Com certeza é necessário testar todos os atores que estiverem presentes, pois o jogo pode mudar a qualquer momento. Além do mais, trata-se de uma questão de respeito pelo ator, que respondeu à convocatória e compareceu ao teste. No nosso caso, a palavra consciência crítica não abarca simplesmente o domínio racional da palavra na discussão; mas sim o domínio dos instrumentos e formas de se lidar com o fazer fílmico.

O estudante-diretor e o professor-orientador precisam estar atentos ao desenvolvimento desse tipo de olhar, o olhar cinematográfico do estudante. Não se está aqui falando do olhar do ponto de vista da percepção visual, que é um dado para cada ser humano. Fala-se da visão treinada, que de forma mais ou menos automática aprende a manejar os instrumentos da visualidade fílmica como um pintor, que ao manejar seus pincéis não pensa neles.

Aprender a ver é componente essencial para o realizador audiovisual, seja na escolha de uma locação, na definição de um plano de câmera ou na direção de atores.
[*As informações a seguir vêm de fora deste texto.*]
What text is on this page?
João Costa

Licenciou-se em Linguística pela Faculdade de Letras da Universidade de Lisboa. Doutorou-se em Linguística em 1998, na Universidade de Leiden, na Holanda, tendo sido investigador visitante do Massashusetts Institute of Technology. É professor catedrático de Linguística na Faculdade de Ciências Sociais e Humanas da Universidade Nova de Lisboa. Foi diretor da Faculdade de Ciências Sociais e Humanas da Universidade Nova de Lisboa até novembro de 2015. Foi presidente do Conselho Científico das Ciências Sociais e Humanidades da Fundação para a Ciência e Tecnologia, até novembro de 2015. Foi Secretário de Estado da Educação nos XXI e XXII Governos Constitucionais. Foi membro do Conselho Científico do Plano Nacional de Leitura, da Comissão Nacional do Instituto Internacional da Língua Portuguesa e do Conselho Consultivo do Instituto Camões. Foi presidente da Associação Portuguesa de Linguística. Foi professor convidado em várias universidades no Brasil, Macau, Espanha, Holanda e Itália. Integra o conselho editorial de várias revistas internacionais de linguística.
O professor-orientador deve poder apresentar ao estudante de produção audiovisual um vasto material artístico, como a pintura, a fotografia, o próprio cinema, a fim de apurar nele o senso estético, a percepção e a atitude crítica exigidas de um profissional do audiovisual no dia-a-dia da produção, mas também desse indivíduo frente às questões da vida.

O contato com outras existências o faz distinguir e reconhecer seu contexto de vida face a outras realidades, outras formas de ser, de agir e de enxergar as coisas. Essa atitude reflexiva, e crítica, de pensar sobre si e sobre a sua realidade, parece fazer nascer nele a necessidade de se colocar como sujeito de sua própria história no mundo. Somente quando chegamos aqui, sinto que o trabalho foi feito.